- Economy grew 3.1 percent; median in survey was 3.7 percent
- Slowest rate in over a year driven by weaker consumption
Turkey’s economic growth slowed in the second quarter, as spending by households and private companies weakened even before the disruption caused by July’s failed coup.
Gross domestic product expanded 3.1 percent in the April-to-June period, compared with 4.7 percent in the previous quarter and a median estimate of 3.7 percent in a Bloomberg survey. Seasonally adjusted output rose 0.3 percent from the previous quarter, Turkstat said Friday. It’s the first time that growth has lagged estimates since the third quarter of 2014.

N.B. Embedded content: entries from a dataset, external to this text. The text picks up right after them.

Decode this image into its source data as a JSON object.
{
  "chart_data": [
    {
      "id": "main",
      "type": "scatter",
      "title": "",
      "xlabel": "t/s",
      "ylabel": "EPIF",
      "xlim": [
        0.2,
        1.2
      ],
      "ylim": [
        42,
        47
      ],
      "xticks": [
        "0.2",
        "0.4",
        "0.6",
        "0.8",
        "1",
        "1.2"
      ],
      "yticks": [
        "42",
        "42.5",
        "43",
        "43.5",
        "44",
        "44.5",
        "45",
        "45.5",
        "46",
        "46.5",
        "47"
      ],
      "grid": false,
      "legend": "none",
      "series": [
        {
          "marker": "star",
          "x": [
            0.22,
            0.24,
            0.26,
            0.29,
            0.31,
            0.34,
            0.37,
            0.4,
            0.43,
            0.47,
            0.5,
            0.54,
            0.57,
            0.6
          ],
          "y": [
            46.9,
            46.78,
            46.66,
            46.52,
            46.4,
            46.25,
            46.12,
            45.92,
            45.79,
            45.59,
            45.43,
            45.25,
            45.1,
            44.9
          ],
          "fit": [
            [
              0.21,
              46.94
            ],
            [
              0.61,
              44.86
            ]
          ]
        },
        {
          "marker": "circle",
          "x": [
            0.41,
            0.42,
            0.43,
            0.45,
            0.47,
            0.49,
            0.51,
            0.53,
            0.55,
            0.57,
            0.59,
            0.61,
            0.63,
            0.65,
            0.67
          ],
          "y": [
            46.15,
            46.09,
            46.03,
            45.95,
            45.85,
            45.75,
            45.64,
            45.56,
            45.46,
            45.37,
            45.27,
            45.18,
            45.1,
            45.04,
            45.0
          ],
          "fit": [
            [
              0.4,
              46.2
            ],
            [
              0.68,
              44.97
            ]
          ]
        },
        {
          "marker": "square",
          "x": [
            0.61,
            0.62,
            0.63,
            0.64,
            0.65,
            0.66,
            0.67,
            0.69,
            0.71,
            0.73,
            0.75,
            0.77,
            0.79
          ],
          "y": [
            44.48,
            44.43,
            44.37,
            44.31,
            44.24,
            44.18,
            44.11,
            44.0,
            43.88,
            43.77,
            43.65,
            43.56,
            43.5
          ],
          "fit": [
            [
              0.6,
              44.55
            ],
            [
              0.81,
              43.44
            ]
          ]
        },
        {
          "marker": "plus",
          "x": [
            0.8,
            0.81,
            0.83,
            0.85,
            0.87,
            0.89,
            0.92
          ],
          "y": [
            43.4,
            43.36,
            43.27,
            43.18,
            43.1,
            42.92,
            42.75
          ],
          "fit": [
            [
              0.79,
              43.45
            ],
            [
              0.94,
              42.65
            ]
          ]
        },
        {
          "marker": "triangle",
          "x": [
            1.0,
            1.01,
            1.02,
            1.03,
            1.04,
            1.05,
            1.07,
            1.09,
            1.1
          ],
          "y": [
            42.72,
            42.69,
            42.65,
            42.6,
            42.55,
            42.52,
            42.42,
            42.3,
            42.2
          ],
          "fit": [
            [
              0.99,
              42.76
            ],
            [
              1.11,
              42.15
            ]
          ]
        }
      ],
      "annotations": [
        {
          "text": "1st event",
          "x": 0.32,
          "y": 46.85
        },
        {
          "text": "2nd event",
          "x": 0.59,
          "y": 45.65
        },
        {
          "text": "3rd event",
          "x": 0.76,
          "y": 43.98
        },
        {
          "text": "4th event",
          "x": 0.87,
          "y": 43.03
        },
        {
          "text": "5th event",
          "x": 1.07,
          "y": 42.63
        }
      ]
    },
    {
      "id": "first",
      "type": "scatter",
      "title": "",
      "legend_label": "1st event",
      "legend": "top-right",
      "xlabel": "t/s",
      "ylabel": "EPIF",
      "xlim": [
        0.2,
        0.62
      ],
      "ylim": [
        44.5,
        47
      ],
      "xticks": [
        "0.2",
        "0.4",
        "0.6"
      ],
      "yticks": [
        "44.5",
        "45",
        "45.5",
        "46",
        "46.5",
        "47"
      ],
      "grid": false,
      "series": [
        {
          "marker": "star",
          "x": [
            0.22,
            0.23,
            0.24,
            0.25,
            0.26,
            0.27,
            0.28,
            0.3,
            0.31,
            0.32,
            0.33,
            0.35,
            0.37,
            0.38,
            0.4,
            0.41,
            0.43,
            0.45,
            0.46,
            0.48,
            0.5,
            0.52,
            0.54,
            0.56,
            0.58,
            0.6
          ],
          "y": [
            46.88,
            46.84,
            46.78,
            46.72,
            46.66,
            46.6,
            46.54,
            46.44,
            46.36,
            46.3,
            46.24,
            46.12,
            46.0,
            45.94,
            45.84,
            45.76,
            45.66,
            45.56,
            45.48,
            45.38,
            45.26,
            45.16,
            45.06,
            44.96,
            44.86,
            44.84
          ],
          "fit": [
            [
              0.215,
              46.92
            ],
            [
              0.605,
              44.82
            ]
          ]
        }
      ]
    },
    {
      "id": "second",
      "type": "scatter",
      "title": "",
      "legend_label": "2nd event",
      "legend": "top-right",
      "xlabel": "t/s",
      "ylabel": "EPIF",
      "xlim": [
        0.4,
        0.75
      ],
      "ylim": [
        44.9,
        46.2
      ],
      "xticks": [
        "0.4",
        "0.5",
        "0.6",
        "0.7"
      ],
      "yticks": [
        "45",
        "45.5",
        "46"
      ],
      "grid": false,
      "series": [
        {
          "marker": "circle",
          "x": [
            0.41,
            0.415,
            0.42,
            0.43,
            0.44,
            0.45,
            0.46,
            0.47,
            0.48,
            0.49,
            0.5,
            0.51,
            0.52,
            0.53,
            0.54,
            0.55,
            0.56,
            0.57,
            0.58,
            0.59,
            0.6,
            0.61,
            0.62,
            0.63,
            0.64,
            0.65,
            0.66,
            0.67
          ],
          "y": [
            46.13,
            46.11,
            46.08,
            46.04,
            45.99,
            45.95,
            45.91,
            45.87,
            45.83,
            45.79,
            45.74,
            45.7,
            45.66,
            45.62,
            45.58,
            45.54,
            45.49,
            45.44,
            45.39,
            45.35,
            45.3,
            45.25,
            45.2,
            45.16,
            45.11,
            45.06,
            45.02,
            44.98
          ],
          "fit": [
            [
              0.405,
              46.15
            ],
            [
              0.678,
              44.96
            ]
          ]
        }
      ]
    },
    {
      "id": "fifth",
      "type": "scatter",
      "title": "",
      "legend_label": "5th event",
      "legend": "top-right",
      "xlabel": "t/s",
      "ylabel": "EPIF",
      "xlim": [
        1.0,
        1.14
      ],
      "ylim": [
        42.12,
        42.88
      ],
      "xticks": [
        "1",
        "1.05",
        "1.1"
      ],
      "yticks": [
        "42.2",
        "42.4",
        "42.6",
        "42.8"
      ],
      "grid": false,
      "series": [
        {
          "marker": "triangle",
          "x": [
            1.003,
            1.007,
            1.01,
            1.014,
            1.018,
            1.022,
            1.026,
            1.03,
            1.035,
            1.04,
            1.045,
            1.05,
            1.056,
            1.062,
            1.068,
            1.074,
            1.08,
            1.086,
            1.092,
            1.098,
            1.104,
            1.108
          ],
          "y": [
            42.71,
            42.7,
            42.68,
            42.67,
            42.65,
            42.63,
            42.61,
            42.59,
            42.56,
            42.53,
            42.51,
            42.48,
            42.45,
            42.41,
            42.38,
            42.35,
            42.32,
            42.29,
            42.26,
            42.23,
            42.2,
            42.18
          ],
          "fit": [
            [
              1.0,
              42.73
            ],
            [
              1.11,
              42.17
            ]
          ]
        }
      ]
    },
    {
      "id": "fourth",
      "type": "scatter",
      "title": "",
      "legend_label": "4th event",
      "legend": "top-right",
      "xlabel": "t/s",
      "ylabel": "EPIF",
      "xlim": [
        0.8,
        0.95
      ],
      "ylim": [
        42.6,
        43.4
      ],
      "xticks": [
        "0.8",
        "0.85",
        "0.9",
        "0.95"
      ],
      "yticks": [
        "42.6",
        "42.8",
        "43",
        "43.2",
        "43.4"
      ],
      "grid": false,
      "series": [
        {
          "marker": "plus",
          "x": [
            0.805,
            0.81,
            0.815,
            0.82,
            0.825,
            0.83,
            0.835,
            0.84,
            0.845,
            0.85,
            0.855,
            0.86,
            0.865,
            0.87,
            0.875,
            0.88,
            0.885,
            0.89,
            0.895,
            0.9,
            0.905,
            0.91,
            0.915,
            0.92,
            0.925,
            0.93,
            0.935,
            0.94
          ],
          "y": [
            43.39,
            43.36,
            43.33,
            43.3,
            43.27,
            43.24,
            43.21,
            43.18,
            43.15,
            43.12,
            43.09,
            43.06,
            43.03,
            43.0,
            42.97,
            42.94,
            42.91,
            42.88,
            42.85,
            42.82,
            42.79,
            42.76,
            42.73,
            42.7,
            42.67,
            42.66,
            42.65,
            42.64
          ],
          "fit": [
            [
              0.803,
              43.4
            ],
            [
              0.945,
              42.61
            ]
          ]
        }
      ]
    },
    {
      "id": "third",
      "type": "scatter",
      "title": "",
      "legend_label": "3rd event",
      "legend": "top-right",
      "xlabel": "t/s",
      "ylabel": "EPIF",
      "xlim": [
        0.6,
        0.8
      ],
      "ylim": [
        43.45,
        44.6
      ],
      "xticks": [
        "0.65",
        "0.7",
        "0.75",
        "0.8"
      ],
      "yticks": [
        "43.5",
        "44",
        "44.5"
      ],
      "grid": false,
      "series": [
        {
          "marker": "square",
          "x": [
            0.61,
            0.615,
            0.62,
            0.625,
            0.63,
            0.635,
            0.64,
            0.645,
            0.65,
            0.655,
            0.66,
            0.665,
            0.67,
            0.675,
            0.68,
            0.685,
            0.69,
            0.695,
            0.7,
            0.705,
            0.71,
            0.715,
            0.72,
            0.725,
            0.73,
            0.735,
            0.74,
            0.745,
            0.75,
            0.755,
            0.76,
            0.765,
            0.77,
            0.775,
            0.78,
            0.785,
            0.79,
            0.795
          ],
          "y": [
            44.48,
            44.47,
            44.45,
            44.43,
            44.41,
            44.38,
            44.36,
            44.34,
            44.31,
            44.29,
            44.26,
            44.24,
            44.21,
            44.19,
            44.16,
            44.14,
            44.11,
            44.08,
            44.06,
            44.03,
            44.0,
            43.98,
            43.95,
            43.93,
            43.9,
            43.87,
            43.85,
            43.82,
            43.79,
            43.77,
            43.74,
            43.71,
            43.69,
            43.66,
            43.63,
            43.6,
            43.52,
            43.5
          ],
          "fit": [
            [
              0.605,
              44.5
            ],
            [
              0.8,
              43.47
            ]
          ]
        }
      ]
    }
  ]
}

Signs of strain in household consumption, while still relatively robust, are likely to give more leeway for the central bank to continue easing because it makes up about two-thirds of the economy. A key gauge of investments by private companies also slumped on an annual basis, while a drop in industrial production that began in the second quarter signals a “significant slowdown” in the current period, Finansbank AS Chief Economist Gokce Celik said.
“Despite the persistence of inflation, we think downside risks to the growth outlook will encourage the central bank to lower the marginal funding rate further -- unless global sentiment changes dramatically,” Celik said in an e-mailed note. The bank may loosen credit conditions beyond rate cuts, she said.
The bank lowered its overnight lending rate -- also known as marginal funding -- by 225 basis points over six months, to 8.5 percent in August. Following the failed attempt by a section of the military to overthrow the government in July, the bank eased reserve requirement rules three times to boost lira and foreign-exchange liquidity and bring residents’ gold into the economy.
While consumption remained strong at the time of the cuts and still made the biggest contribution to the annual growth figure, spending growth has weakened compared to the first quarter. Household consumption rose 5.2 percent on annual basis in the latest data, but contracted by half a percentage point from the previous three-month period.
Spending in the first quarter was boosted by an increase to the official minimum wage, resulting in the quarter-on-quarter decline, Celik said.
Private investments contracted 1.6 percent from a year earlier, Friday’s data showed, while companies’ spending on machinery and equipment slumped 5.3 percent -- the biggest drop in two years.
The drop in investments in machinery was offset by a surge in companies’ spending on construction, Deputy Prime Minister Mehmet Simsek said in an e-mailed statement after the data release. With the economy facing global headwinds, Turkey must increase domestic savings and investments to keep high-pace growth, Simsek said.
Government spending, which makes up about 12 percent of GDP, rose 15.9 percent from a year earlier, the biggest annual jump since 2009. The size of Turkey’s annualized economy in current prices rose to $708.5 billion in the 12 months through June, from $707.8 billion the previous quarter.
The lira was trading 0.3 percent weaker at 2.9593 per dollar at 12:24 p.m. in Istanbul, bringing the year-to-date loss to around 1.4 percent, the worst performance among 10 emerging market currencies tracked by Bloomberg in Europe, the Middle East and Africa.
The yield on Turkey’s ten year lira bonds rose 11 basis points to 9.68 percent, poised for the biggest jump this month.
Though weaker economic activity may encourage more easing by the central bank, interest rate decisions are increasingly influenced by the lira’s performance, Capital Economics senior emerging markets economist William Jackson said after the data.
“So long as the lira remains pretty steady, we may see further rate cuts,” Jackson said by e-mail. “For now, we expect the overnight lending rate to be cut to 8 percent by the year-end, but there’s certainly a risk that it goes further.”